Probabilitas 360°

Dunia pernah berputar dengan begitu menyenangkan untuk waktu yang lama. Hari-hari yang tidak lagi sepi untuk tiap waktunya. Terbiasa ramai untuk waktu yang lama hingga terfikir bahwa selama ini yang dibutuhkan adalah ramai seperti ini. Lalu ternyata benar kata pak Sapardi Djoko Damono, yang fana adalah waktu. Hari-hari terbaik itu, ternyata hanyalah sebuah kefanaan saja. Hanya saja diri terlarut terlalu dalam di sebuah kefanaan tersebut. Memanipulasi diri dengan senang yang ternyata hanya sesaat.

Dunia menjadi bergerak dengan sangat lamban, merangkak sejengkal demi sejengkal. Memberikan waktu untuk diri menepi dari ramai yang pernah menyenangkaan tersebut. Memberi jarak untuk kemudian berfikir dan mengevaluasi. Bagian mana yang tertinggal, bagian mana yang salah atau bagian mana yang tidak tepat.
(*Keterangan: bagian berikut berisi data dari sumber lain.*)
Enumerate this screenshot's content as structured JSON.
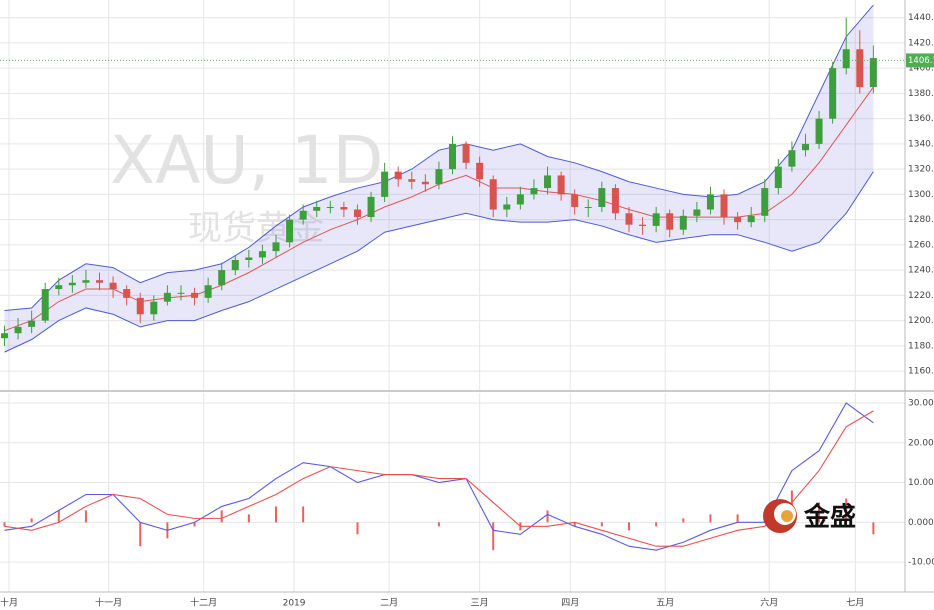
{
  "chart_data": [
    {
      "type": "candlestick",
      "title": "XAU, 1D",
      "subtitle": "现货黄金",
      "open": [
        1186,
        1190,
        1195,
        1200,
        1225,
        1228,
        1230,
        1232,
        1230,
        1225,
        1218,
        1205,
        1215,
        1222,
        1222,
        1218,
        1228,
        1240,
        1248,
        1250,
        1255,
        1262,
        1280,
        1287,
        1290,
        1290,
        1288,
        1282,
        1298,
        1318,
        1312,
        1310,
        1308,
        1320,
        1340,
        1325,
        1312,
        1288,
        1292,
        1300,
        1305,
        1315,
        1300,
        1290,
        1290,
        1305,
        1285,
        1276,
        1275,
        1285,
        1272,
        1283,
        1288,
        1300,
        1282,
        1278,
        1283,
        1305,
        1322,
        1335,
        1340,
        1360,
        1400,
        1415,
        1385
      ],
      "high": [
        1196,
        1202,
        1208,
        1230,
        1234,
        1236,
        1240,
        1238,
        1235,
        1228,
        1222,
        1220,
        1228,
        1228,
        1226,
        1234,
        1246,
        1252,
        1256,
        1260,
        1268,
        1284,
        1292,
        1295,
        1295,
        1294,
        1292,
        1302,
        1325,
        1322,
        1318,
        1316,
        1326,
        1346,
        1342,
        1330,
        1315,
        1298,
        1306,
        1312,
        1322,
        1318,
        1304,
        1296,
        1310,
        1308,
        1290,
        1282,
        1290,
        1288,
        1288,
        1294,
        1306,
        1304,
        1286,
        1290,
        1312,
        1328,
        1342,
        1348,
        1366,
        1405,
        1440,
        1430,
        1418
      ],
      "low": [
        1180,
        1185,
        1190,
        1198,
        1220,
        1222,
        1226,
        1224,
        1218,
        1212,
        1198,
        1200,
        1212,
        1216,
        1212,
        1214,
        1224,
        1236,
        1242,
        1245,
        1250,
        1258,
        1276,
        1282,
        1285,
        1282,
        1276,
        1278,
        1294,
        1306,
        1304,
        1302,
        1304,
        1316,
        1320,
        1306,
        1282,
        1282,
        1288,
        1296,
        1300,
        1295,
        1284,
        1282,
        1286,
        1280,
        1270,
        1268,
        1270,
        1266,
        1268,
        1278,
        1284,
        1276,
        1272,
        1274,
        1278,
        1300,
        1318,
        1330,
        1336,
        1356,
        1395,
        1380,
        1380
      ],
      "close": [
        1190,
        1195,
        1200,
        1225,
        1228,
        1230,
        1232,
        1230,
        1225,
        1218,
        1205,
        1215,
        1222,
        1222,
        1218,
        1228,
        1240,
        1248,
        1250,
        1255,
        1262,
        1280,
        1287,
        1290,
        1290,
        1288,
        1282,
        1298,
        1318,
        1312,
        1310,
        1308,
        1320,
        1340,
        1325,
        1312,
        1288,
        1292,
        1300,
        1305,
        1315,
        1300,
        1290,
        1290,
        1305,
        1285,
        1276,
        1275,
        1285,
        1272,
        1283,
        1288,
        1300,
        1282,
        1278,
        1283,
        1305,
        1322,
        1335,
        1340,
        1360,
        1400,
        1415,
        1385,
        1408
      ],
      "up_color": "#3e9e3e",
      "down_color": "#d9534f",
      "bands": {
        "x": [
          0,
          2,
          4,
          6,
          8,
          10,
          12,
          14,
          16,
          18,
          20,
          22,
          24,
          26,
          28,
          30,
          32,
          34,
          36,
          38,
          40,
          42,
          44,
          46,
          48,
          50,
          52,
          54,
          56,
          58,
          60,
          62,
          64
        ],
        "upper": [
          1208,
          1210,
          1232,
          1245,
          1242,
          1230,
          1238,
          1240,
          1245,
          1258,
          1275,
          1290,
          1298,
          1305,
          1310,
          1320,
          1335,
          1340,
          1335,
          1340,
          1330,
          1325,
          1318,
          1310,
          1305,
          1300,
          1298,
          1300,
          1310,
          1335,
          1380,
          1425,
          1450
        ],
        "middle": [
          1192,
          1200,
          1215,
          1225,
          1225,
          1215,
          1218,
          1220,
          1228,
          1238,
          1250,
          1262,
          1272,
          1280,
          1290,
          1298,
          1308,
          1315,
          1305,
          1305,
          1302,
          1300,
          1295,
          1288,
          1282,
          1282,
          1282,
          1282,
          1285,
          1300,
          1325,
          1355,
          1385
        ],
        "lower": [
          1175,
          1185,
          1200,
          1210,
          1205,
          1195,
          1200,
          1200,
          1208,
          1215,
          1225,
          1235,
          1245,
          1255,
          1270,
          1275,
          1280,
          1285,
          1280,
          1278,
          1278,
          1280,
          1275,
          1268,
          1262,
          1265,
          1268,
          1268,
          1262,
          1255,
          1262,
          1285,
          1318
        ],
        "band_color": "#4c5bd4",
        "middle_color": "#e05555",
        "fill": "rgba(120,120,220,0.18)"
      },
      "last_price": {
        "value": 1406.12,
        "label": "1406.12"
      },
      "last_price_color": "#4caf50",
      "xlim": [
        -0.33,
        66.33
      ],
      "ylim": [
        1145,
        1454
      ],
      "yticks": [
        {
          "value": 1160,
          "label": "1160.00"
        },
        {
          "value": 1180,
          "label": "1180.00"
        },
        {
          "value": 1200,
          "label": "1200.00"
        },
        {
          "value": 1220,
          "label": "1220.00"
        },
        {
          "value": 1240,
          "label": "1240.00"
        },
        {
          "value": 1260,
          "label": "1260.00"
        },
        {
          "value": 1280,
          "label": "1280.00"
        },
        {
          "value": 1300,
          "label": "1300.00"
        },
        {
          "value": 1320,
          "label": "1320.00"
        },
        {
          "value": 1340,
          "label": "1340.00"
        },
        {
          "value": 1360,
          "label": "1360.00"
        },
        {
          "value": 1380,
          "label": "1380.00"
        },
        {
          "value": 1400,
          "label": "1400.00"
        },
        {
          "value": 1420,
          "label": "1420.00"
        },
        {
          "value": 1440,
          "label": "1440.00"
        }
      ],
      "grid": true
    },
    {
      "type": "macd",
      "x": [
        0,
        2,
        4,
        6,
        8,
        10,
        12,
        14,
        16,
        18,
        20,
        22,
        24,
        26,
        28,
        30,
        32,
        34,
        36,
        38,
        40,
        42,
        44,
        46,
        48,
        50,
        52,
        54,
        56,
        58,
        60,
        62,
        64
      ],
      "series": [
        {
          "color": "#5a5ae0",
          "values": [
            -2,
            -1,
            3,
            7,
            7,
            0,
            -2,
            0,
            4,
            6,
            11,
            15,
            14,
            10,
            12,
            12,
            10,
            11,
            -2,
            -3,
            2,
            -1,
            -3,
            -6,
            -7,
            -5,
            -2,
            0,
            0,
            13,
            18,
            30,
            25
          ]
        },
        {
          "color": "#e85050",
          "values": [
            -1,
            -2,
            0,
            4,
            7,
            6,
            2,
            1,
            1,
            4,
            7,
            11,
            14,
            13,
            12,
            12,
            11,
            11,
            5,
            -1,
            -1,
            0,
            -2,
            -4,
            -6,
            -6,
            -4,
            -2,
            -1,
            5,
            13,
            24,
            28
          ]
        }
      ],
      "histogram": {
        "color": "#e86060",
        "values": [
          -1,
          1,
          3,
          3,
          0,
          -6,
          -4,
          -1,
          3,
          2,
          4,
          4,
          0,
          -3,
          0,
          0,
          -1,
          0,
          -7,
          -2,
          3,
          -1,
          -1,
          -2,
          -1,
          1,
          2,
          2,
          1,
          8,
          5,
          6,
          -3
        ]
      },
      "xlim": [
        -0.33,
        66.33
      ],
      "ylim": [
        -17.5,
        32.5
      ],
      "yticks": [
        {
          "value": 30,
          "label": "30.000"
        },
        {
          "value": 20,
          "label": "20.000"
        },
        {
          "value": 10,
          "label": "10.000"
        },
        {
          "value": 0,
          "label": "0.0000"
        },
        {
          "value": -10,
          "label": "-10.000"
        }
      ],
      "xticks": [
        {
          "value": 0.33,
          "label": "十月"
        },
        {
          "value": 7.67,
          "label": "十一月"
        },
        {
          "value": 14.67,
          "label": "十二月"
        },
        {
          "value": 21.33,
          "label": "2019"
        },
        {
          "value": 28.33,
          "label": "二月"
        },
        {
          "value": 35,
          "label": "三月"
        },
        {
          "value": 41.67,
          "label": "四月"
        },
        {
          "value": 48.67,
          "label": "五月"
        },
        {
          "value": 56.33,
          "label": "六月"
        },
        {
          "value": 62.67,
          "label": "七月"
        }
      ],
      "grid": true
    }
  ],
  "logo": {
    "text": "金盛"
  }
}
Mungkin saja, hidup akan tidak menjadi menyenangkan lagi jika selalu menyenangkan dan ketidaksenangan akan menjadi menyenangkan. Lagi-lagi jarak untuk berfikir menjadi penting. Kecewa terhadap hari-hari yang ternyata fana tersebut menjadi pelajaran penting. Bahwa memang sejak awal tidak ada jawaban adalah jawaban tidak, bukan belum. Dan jawaban iya memiliki kesempatan berubah menjadi tidak. Kesempatan setiap kejadian dapat terjadi dalam satu waktu, sangat besar. Karna mungkin memang seperti itu seharusnya. Ada hidup yang baru namun secara bersamaan juga ada hidup yang lain berhenti dan mencari jalan yang lain.

Dunia tidak pernah benar-benar menyenangkan, karena hanya fana. Kesempatan untuk senang dan sedih selalu menjadi imbang. Yang selalu menjadi pasti adalah, setiap kejadian sangat erat terkait dengan waktu, juga adalah fana. Maka, senang adalah fana, sedih adalah fana, dan kecewa juga adalah fana. Semua hal selalu menjadi seimbang dengan caraNya.

Singkatnya, seseorang pernah berkata kira-kira begini “probabilitas hidup itu 360°, perputarannya tidak terbatas”. Ada benarnya.